Restorasyon sırasında taş duvarların eksik kısımları tamamlandıktan sonra zemin kattaki mevcut taş duvar ortaya çıkarılarak temizlenmiştir. İç bölmeler tamamen soyularak ahşap bağdadi kısım ortaya çıkarılmış ve sadece çürük ahşaplar değiştirilmiştir. Yapının üst katında yer alan orijinal kapı ve yüklüklerin yıpranan kısımları tamir edilmiş ve odanın giriş kısmında orijinalinde bulunan 3 kemer ve ahşap dikmeler ortaya çıkarılmıştır. Sıvalarda Muğla’da kullanımı yaygın olan horasan harcı (kireç, saman, keçi kılı ve harç karışımı) kullanılmıştır. Muğla Belediyesince kamulaştırılarak restorasyonu tamamlandıktan sonra 2005 yılında hizmete açılmıştır.
Saatli Kule
1895’ te Muğla’nın ilk Belediye Başkanlarından Hacı Kadızade Süleyman Efendi ve eşi Pembe Ana, Hicaz’a giderken Şam şehrinde gördükleri kulenin bir benzerini Muğla’da yaptırmak istemişler ve ünlü Rum usta Filvarus’a (Mihail Konstantin’in oğlu) bugünkü saatli kuleyi yaptırmışlardır.
Hacıkadı Evi
Bugün kayıtlara “Hacıkadı Evi” olarak geçen evin yapım tarihi 1875-1880 yılları arası olup günümüzden 130 yıl öncesine dayanıyor. Muğla’nın ilk belediye başkanı olan Hacıkadı Süleyman Efendi ve eşi Pembe Hatun bu evi oğulları Ömer Efendi için yaptırmıştır. Muğla için önemli olan tarihi saatli kule ve eski adı Memleket Hastanesi olan devlet hastanesi de aynı aile tarafından yaptırılmıştır.
Belediye Hizmet Binası
1867 Osmanlı İdari taksimatında mutasarrıflık olan Menteşe Livasının hükümet konağı olarak yapılmıştır.
Konağın planı devrin jandarma komutanı olan Şamlı Binbaşı Hüseyin Bey tarafından çizildi. Şam’ daki bir konaktan esinlenerek çizilmiştir.

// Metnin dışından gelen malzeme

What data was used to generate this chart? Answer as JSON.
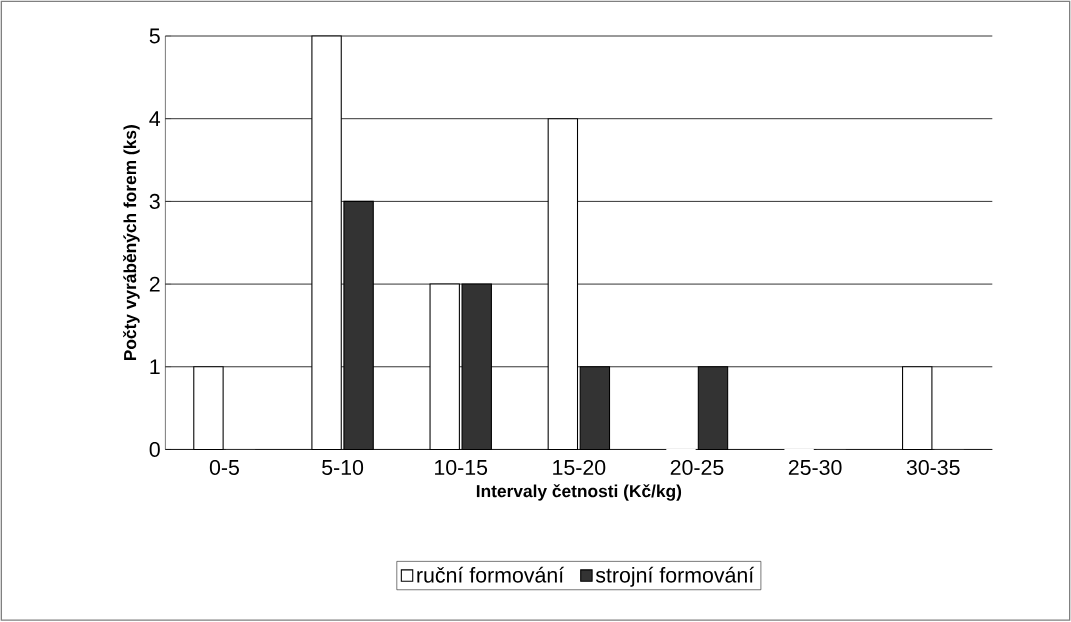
{
  "chart_data": {
    "type": "bar",
    "xlabel": "Intervaly četnosti (Kč/kg)",
    "ylabel": "Počty vyráběných forem (ks)",
    "categories": [
      "0-5",
      "5-10",
      "10-15",
      "15-20",
      "20-25",
      "25-30",
      "30-35"
    ],
    "series": [
      {
        "name": "ruční formování",
        "color": "#ffffff",
        "values": [
          1,
          5,
          2,
          4,
          0,
          0,
          1
        ]
      },
      {
        "name": "strojní formování",
        "color": "#333333",
        "values": [
          0,
          3,
          2,
          1,
          1,
          0,
          0
        ]
      }
    ],
    "ylim": [
      0,
      5
    ],
    "yticks": [
      0,
      1,
      2,
      3,
      4,
      5
    ],
    "grid": "y",
    "legend": "bottom"
  }
}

Adliye Binasının 2. katı 1889 yılında Muğla Mutasarrıfı olan Cafer Paşa tarafından yaptırılmış ve binanın inşaatında Rum ustalar çalışmıştır. Bina, 1949 yılına kadar valilik binası olarak daha sonra da adliye binası olarak kullanılmıştır. 2003 yılında Milli emlak Müdürlüğü tarafından Belediye Hizmet Binası olarak kullanılmak üzere Muğla Belediyesine devredilmiştir.
Konakaltı Hanı
19.yy’ a tarihlenen sivil mimarlık örneği bu han ahşap ağırlıklı bağdadi bir yapıdır. Üst kat şehre ticaret yapmaya gelen tüccarların ve mevsimlik işçilerin konaklaması için kullanılmıştır. Alt katta dükkânlar, hayvan damları ve ambarlar yer almaktaydı. Muğla Belediyesi himayesinde Ağa Han mimarlık ödülü sahibi Nail Çakırhan gözetiminde restore edilen han, günümüzde Muğla Belediyesi Eğitim, Kültür ve Sosyal İşler Müdürlüğü bünyesinde kültürel ve sosyal faaliyetlere ev sahipliği yapmaktadır.
Sanat Evi (Müftüler Evi)
Yapım tarihi yaklaşık olarak yüzyıl öncesine dayanır. Kentin kütür ve sanatını yansıtan örneklerin sunulduğu bir mekân olarak 2003 yılında Muğla Sanat Evi olarak hizmet vermeye başladı.
Mabolla Kalesi
Muğla kentinin yaslandığı tepe doruğunda yerleşik olan Mabolla Kalesi, özellikle doğu, güney ve batı yönlerde savunmaya son derece elverişli konumuyla 1. bin başlarına uzanabilecek önemli bir yerleşim merkezi özelliğinde. Mevcut kalıntılar tepede Klasik çağlardan Bizans Dönemi içlerine dek uzayan kesintisiz bir yerleşimin varlığını göstermektedir.